Canadian journalist Patrick Blennerhassett pays tribute to India’s greatest living Olympian hero Balbir Singh Sr, who lives a life of obscurity

Imagine you’re the most decorated athlete in India, a country of more than a billion people. You were largely responsible for your homeland’s first Olympic gold medal as an independent nation after a violent, murderous Partition, yet you walk the streets anonymously, and your contributions have been all but forgotten. What if your statistics, awards, and accolades spoke for themselves, but no one was speaking for you?

This is the life of Balbir Singh Sr. As India’s most decorated living Olympian, a man well into the twilight of his life at 91, Singh Sr. lives in complete obscurity—despite his three gold medals, which should make him a national hero.

In November of 2014, Canadian journalist Patrick Blennerhassett set out for India. In investigating the mystery of Singh Sr.’s anonymity, he found himself delving into the incredible true story of a forgotten life.

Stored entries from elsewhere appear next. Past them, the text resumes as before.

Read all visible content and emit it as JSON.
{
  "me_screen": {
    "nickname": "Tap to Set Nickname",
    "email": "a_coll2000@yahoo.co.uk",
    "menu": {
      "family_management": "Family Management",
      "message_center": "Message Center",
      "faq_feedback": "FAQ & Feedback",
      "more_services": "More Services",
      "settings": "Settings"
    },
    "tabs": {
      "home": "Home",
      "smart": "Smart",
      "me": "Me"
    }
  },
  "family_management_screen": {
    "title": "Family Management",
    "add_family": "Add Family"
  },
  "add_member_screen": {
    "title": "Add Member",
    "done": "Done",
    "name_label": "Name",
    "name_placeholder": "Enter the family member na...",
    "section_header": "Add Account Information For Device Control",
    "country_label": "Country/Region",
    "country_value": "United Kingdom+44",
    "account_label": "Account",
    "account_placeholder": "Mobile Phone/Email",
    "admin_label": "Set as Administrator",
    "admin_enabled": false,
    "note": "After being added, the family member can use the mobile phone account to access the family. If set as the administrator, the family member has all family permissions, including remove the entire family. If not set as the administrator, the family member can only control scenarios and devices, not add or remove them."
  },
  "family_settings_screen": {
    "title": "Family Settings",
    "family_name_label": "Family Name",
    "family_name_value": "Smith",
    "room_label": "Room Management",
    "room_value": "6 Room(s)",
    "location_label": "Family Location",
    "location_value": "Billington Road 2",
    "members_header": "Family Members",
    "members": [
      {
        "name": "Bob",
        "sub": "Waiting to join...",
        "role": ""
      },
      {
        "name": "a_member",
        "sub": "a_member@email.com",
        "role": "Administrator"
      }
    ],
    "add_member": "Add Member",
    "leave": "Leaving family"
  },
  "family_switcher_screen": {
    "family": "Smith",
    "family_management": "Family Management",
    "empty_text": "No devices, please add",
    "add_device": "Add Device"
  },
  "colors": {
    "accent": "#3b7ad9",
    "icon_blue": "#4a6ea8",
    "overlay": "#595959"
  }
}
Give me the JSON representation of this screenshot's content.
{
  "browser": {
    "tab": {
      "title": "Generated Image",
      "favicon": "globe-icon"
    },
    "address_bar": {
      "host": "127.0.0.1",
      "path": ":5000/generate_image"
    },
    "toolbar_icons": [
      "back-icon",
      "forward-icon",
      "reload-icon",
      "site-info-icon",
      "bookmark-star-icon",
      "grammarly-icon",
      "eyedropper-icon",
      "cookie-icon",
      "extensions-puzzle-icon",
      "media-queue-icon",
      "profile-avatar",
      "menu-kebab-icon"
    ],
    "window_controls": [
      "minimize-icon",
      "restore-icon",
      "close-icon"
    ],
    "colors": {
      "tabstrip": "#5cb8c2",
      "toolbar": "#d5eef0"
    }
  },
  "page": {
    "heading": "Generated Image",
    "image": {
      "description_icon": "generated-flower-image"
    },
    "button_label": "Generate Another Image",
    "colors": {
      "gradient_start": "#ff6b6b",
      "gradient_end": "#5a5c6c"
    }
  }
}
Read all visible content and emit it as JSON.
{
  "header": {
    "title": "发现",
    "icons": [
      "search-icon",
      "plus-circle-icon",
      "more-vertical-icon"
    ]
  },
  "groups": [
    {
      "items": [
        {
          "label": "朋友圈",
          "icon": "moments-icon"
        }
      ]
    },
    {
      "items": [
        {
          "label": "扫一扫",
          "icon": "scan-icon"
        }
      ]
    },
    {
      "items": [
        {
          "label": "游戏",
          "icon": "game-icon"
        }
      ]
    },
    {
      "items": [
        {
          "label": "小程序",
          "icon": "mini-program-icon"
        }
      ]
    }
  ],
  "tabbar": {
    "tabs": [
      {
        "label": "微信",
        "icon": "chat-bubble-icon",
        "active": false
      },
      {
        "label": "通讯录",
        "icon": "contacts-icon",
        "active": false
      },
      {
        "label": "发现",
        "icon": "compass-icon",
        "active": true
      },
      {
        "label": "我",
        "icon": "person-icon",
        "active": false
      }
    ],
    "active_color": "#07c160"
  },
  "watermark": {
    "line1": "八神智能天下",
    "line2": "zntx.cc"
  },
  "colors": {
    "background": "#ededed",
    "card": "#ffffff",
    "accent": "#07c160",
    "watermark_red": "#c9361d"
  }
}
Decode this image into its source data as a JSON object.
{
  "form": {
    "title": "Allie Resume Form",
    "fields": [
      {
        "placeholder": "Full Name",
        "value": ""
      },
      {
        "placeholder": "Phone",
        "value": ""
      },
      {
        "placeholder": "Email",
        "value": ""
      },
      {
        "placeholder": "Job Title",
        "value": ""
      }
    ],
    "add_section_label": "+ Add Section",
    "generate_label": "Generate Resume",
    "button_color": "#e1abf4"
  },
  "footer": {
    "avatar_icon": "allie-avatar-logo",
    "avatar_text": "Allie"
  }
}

Spanning nine decades, Singh Sr.’s personal saga is a stunning encapsulation of India in the twentieth century and beyond: the bloody race riots of Partition; the historic 1948 London Olympics following the Second World War; and the brutal murder of Sikhs across India after the assassination of Prime Minister Indira Gandhi in 1984. The result is the book ‘A Forgotten Legend: Balbir Singh Sr., Triple Olympic Gold & Modi’s New India”, available online as well as at bookstores.

Balbir Singh Sr is a field hockey player, and member of three Olympic gold medal winning teams, in London (1948), Helsinki (1952 as Vice Captain), and Melbourne (1956 as Captain). His Olympic record for most goals scored by an individual in an Olympic men’s hockey final remains unbeaten—he set it when he scored five goals in India’s 6-1 victory over the Netherlands in the gold medal game of the 1952 Olympic Games.

Singh Sr was also the Manager and Chief Coach of the Indian team for the 1975 Men’s Hockey World Cup, which India won, and the 1971 Men’s Hockey World Cup, where India earned a bronze medal.

In unraveling the story of Singh, readers will travel from Helsinki to Melbourne, from Kuala Lumpur to post-Communist Era Moscow, from Berlin, Barcelona, Amsterdam, and modern-day Vancouver to the very heart of Indian life—the booming hyper-modern cities of New Delhi and Chandigarh.

With a longstanding love for investigative journalism and forgotten history, Blennerhassett has published two novels and won a Jack Webster Fellowship Award in 2007. An award-winning crime and economics reporter, he completed schooling in journalism and spent time as a government public affairs staffer with the Canadian Ministry of Health. In pursuit of information for this book, he has carried out extensive research on Singh Sr. and India, having completed more than 30 interviews and gathered an extensive array of photographs, clippings, and archived newspaper stories related to Singh Sr.’s life and contemporary Indian politics.